Presuppone la possibilità che le famiglie siano unite, o si riuniscano, e persino che gli uomini e le donne che si sono scelti si parlino. Così, migliaia di spiriti giovani e avventurosi, pronti ad affrontare i fatti della vita umana e a incontrare la vasta varietà di uomini e donne come sono realmente, altrettanto pronti a volare fino ai confini della terra e a tollerare ogni qualità stravagante o accidentale dei cannibali o degli adoratori del demonio, sono crudelmente obbligati ad affrontare un’ora – no: talvolta persino due ore! – in compagnia di uno zio Giorgio o di qualche zia di Cheltenham che non trovano particolarmente simpatici.
Non si possono, in tempi come i nostri, sopportare tali abominevoli torture. 
Una fraternità più ampia, una sensibilità più vera, ha già insegnato a ogni donna giovane e ardente – con sufficiente ricchezza e tempo libero a disposizione – a sentirsi elettrizzata al solo pensiero di fare colazione con un malvivente, di pranzare con uno sceicco o cenare con un Apache a Parigi.
È quindi intollerabile che tale sensibilità possa patire il trauma della comparsa inaspettata della propria madre, se non addirittura quella del proprio figlio.
Nessuno ha mai neanche ipotizzato che i «Genitori» fossero inclusi in quella bellissima astrazione democratica chiamata «Popolo». Né che il concetto di fratellanza potesse estendersi ai propri fratelli.
Comunque, come dicevo, il Natale è inadatto alla vita moderna: la sua attenzione alla famiglia al completo fu concepita senza tener conto della dimensione e delle comodità dell’hotel moderno; il suo retaggio di rituali prescindeva dall’attuale consuetudine consolidata di conformarsi all’anticonformismo; il suo appello all’infanzia era in conflitto con le idee più progressiste sul concepimento; in base al Natale, i Bright Young Things dovrebbero sempre sentirsi vecchi e parlare come se fossero insulsi.
Quella scuola di buone maniere più libera e più schietta, che consiste nell’annoiarsi con chi c’è e nel dimenticare chi non c’è, è irrisa, nella sua prima parte, dalla vecchia abitudine di bere alla salute di qualcuno e di scambiarsi gli auguri, e, nella seconda parte, dall’abitudine di scrivere lettere o spedire cartoline di Natale.
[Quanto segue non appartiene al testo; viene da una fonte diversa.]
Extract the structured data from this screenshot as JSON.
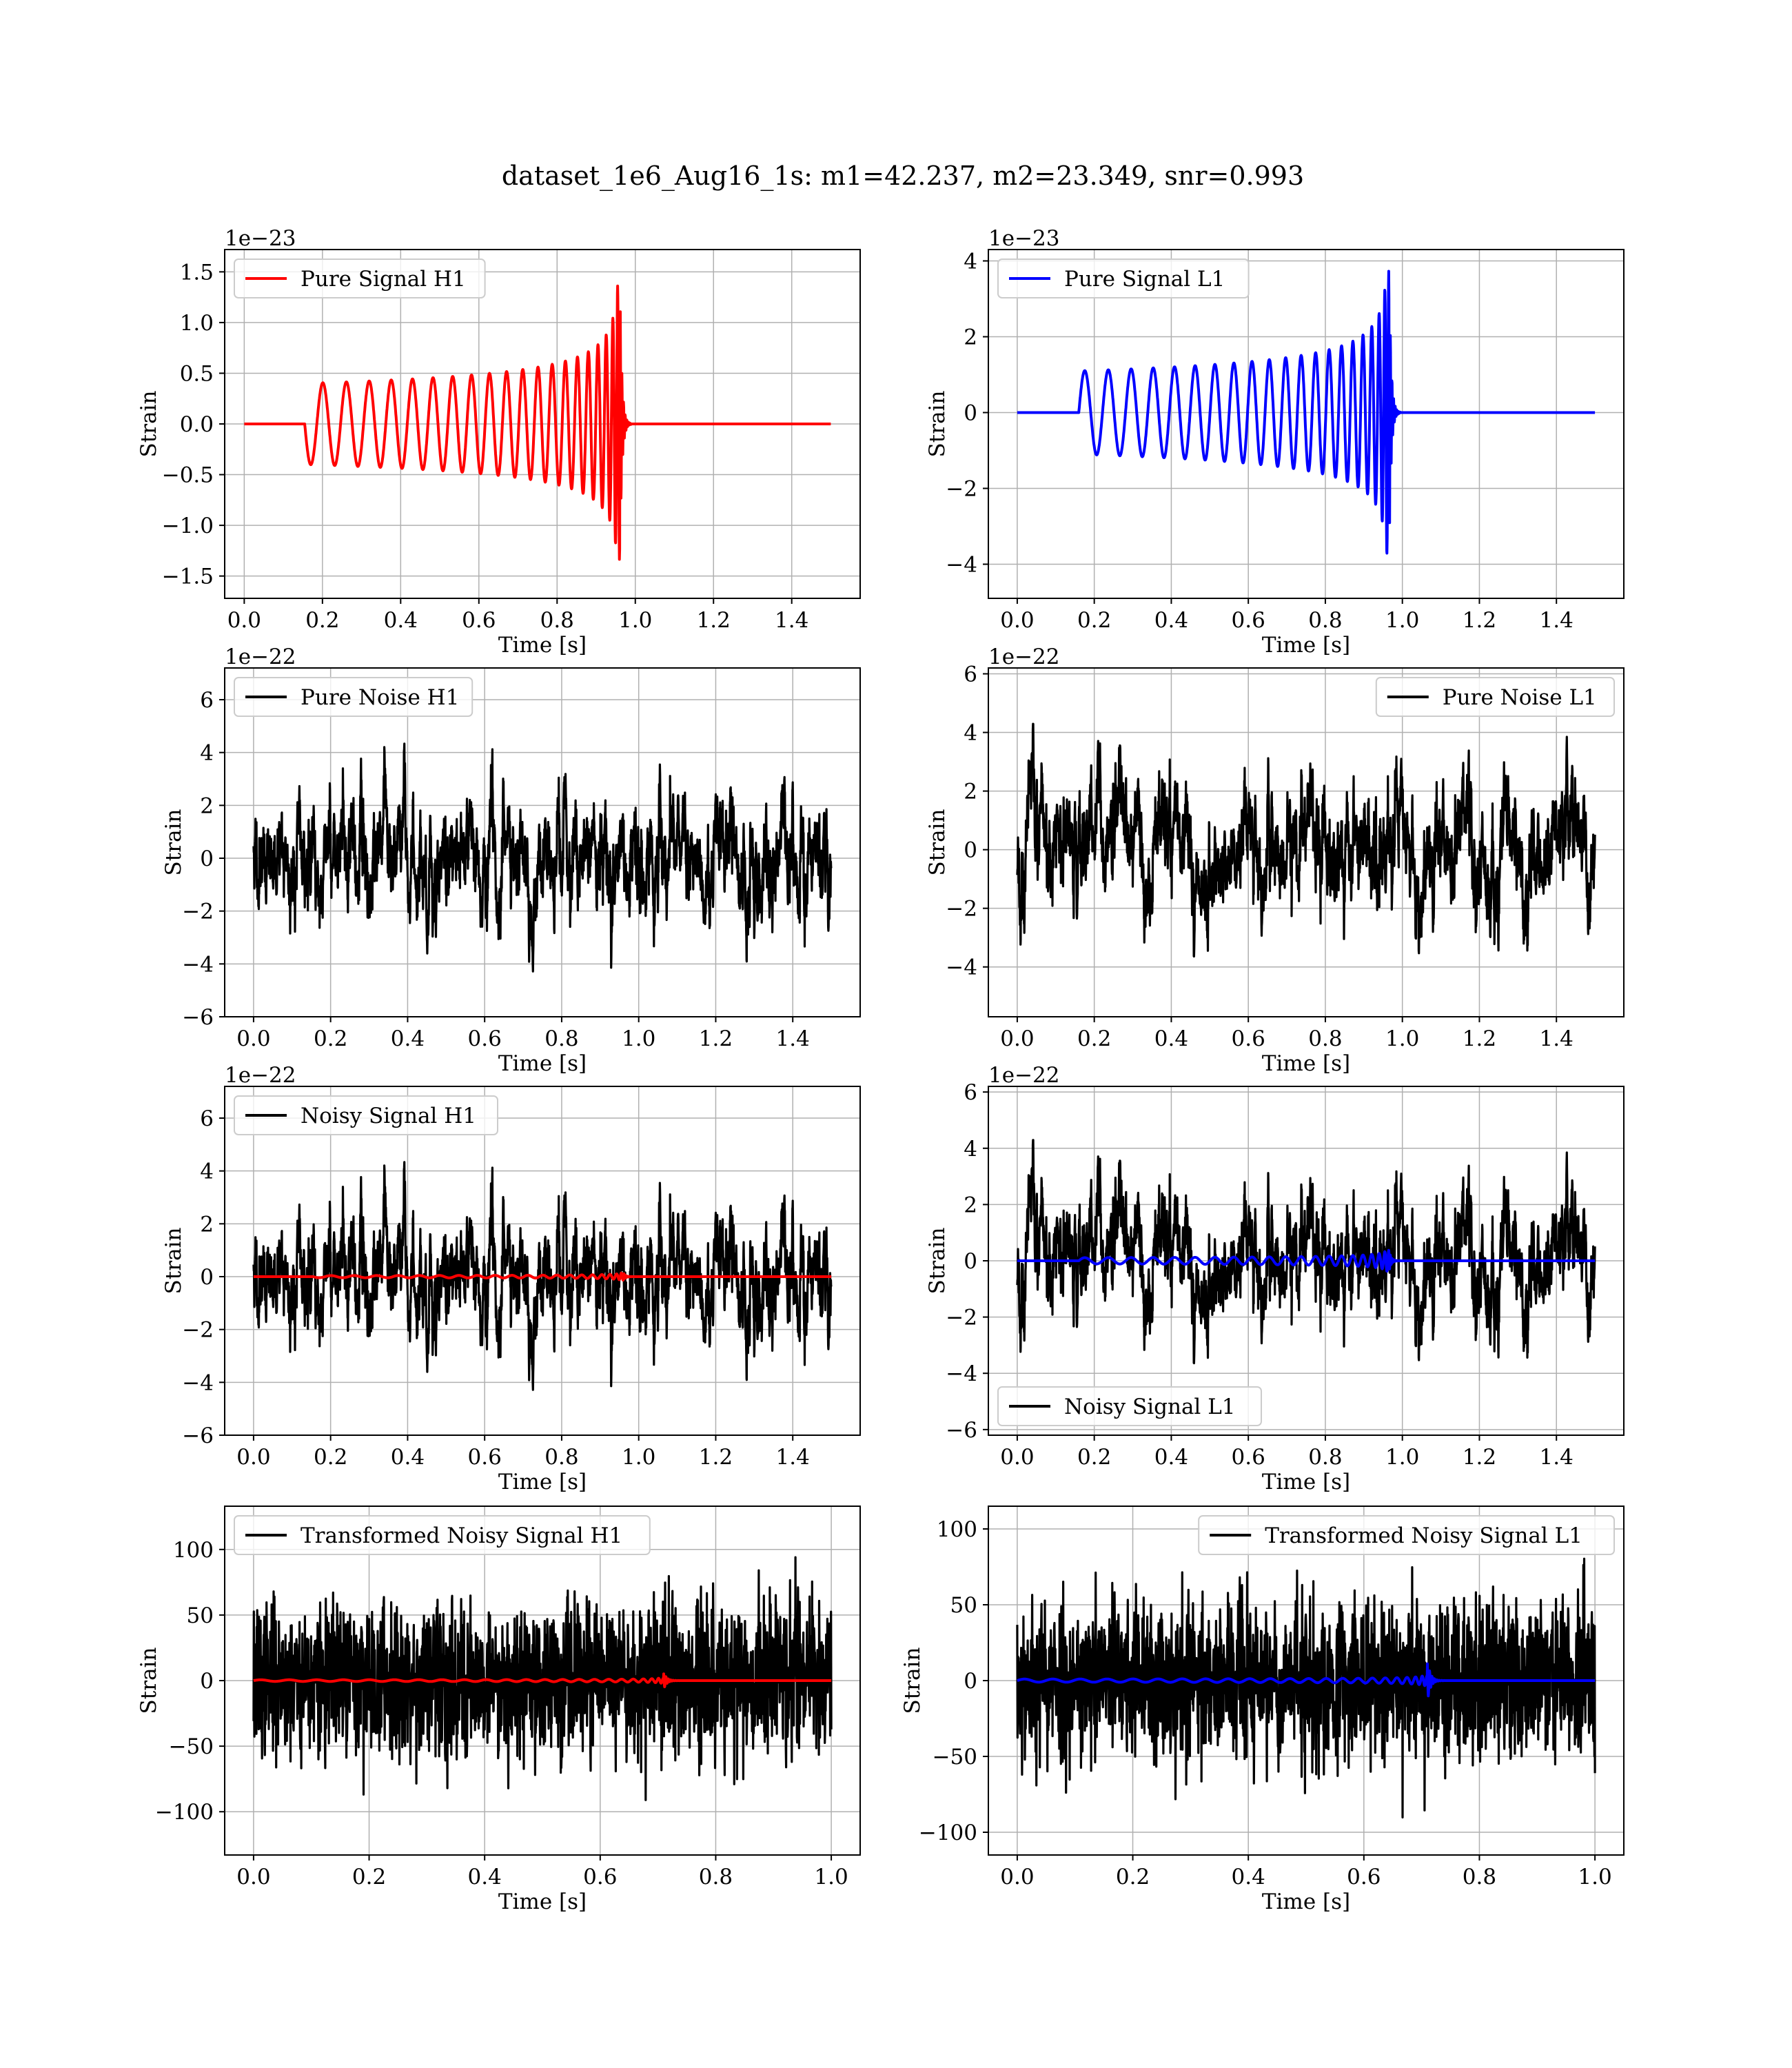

Sotto il peso di tali scambi tribali e collettivi, è impossibile preservare la fine sfumatura, la delicata raffinatezza che contraddistingue le maniere moderne: quella in accordo alla quale ci si dimentica del vicino della porta accanto se incontrato per strada e, semplicemente, lo si ignora se è seduto con noi a tavola.
Come potevamo aspettarci di estendere una tradizione che si basava sull’ospitalità a quel felice intermezzo nel mondo moderno e alla moda che ha rimpiazzato l’ospitalità con la violazione di domicilio?
Qualche variazione di frasario era senza dubbio necessaria: volendo essere precisi e rigorosi, si è chiamato «imbucarsi» quando fatto dalle classi superiori, e «violazione di domicilio» quando fatto dalle classi più umili. Ma il ladro che tracanna il tuo whisky senza che sia stato invitato a berne un bicchiere, e un esponente dei Bright Young Things che tracanna il tuo champagne senza che sia stato invitato a berne un bicchiere hanno inconsciamente unito le loro forze nella grande urgenza, sentita dal mondo più avanzato e progressista, di spazzar via la vecchia superstizione dell’ospitalità.
L’ospitalità ha comunque un centinaio di orrende implicazioni.
Comporta, per esempio, che la mia casa appartenga più a me più che a un giornalista intervistatore di un’agenzia di stampa miliardaria di Detroit. Per quanto calorosamente e con affetto io possa intrattenere e abbracciare una tale persona, c’è comunque un bizzarro pregiudizio legato alla situazione che frulla nella sua testa – per non dire ciò che accade nella mia –: la vecchia, inspiegabile e raccapricciante credenza di trovarsi nella casa di qualcun altro. Sarebbe senza dubbio liberato da quell’imbarazzo se ci incontrassimo in un grande hotel, o in una sala da tè ancora più grande e impersonale, o in una biblioteca pubblica, o in un ufficio postale, o nei corridoi ventosi di una stazione della metropolitana. I soli nomi di questi luoghi bastano a evocare quel calore più ricco, quella fraternità più piena, quel senso di altruismo fervente a tutti i livelli di rapporto umano, che sopraggiungono una volta che gli uomini abbiano rinunciato alla proprietà privata.
In ogni caso, non è necessario aggiungere altro alla lista delle prove che il Natale non sia adatto a questa vita più piena e più emancipata.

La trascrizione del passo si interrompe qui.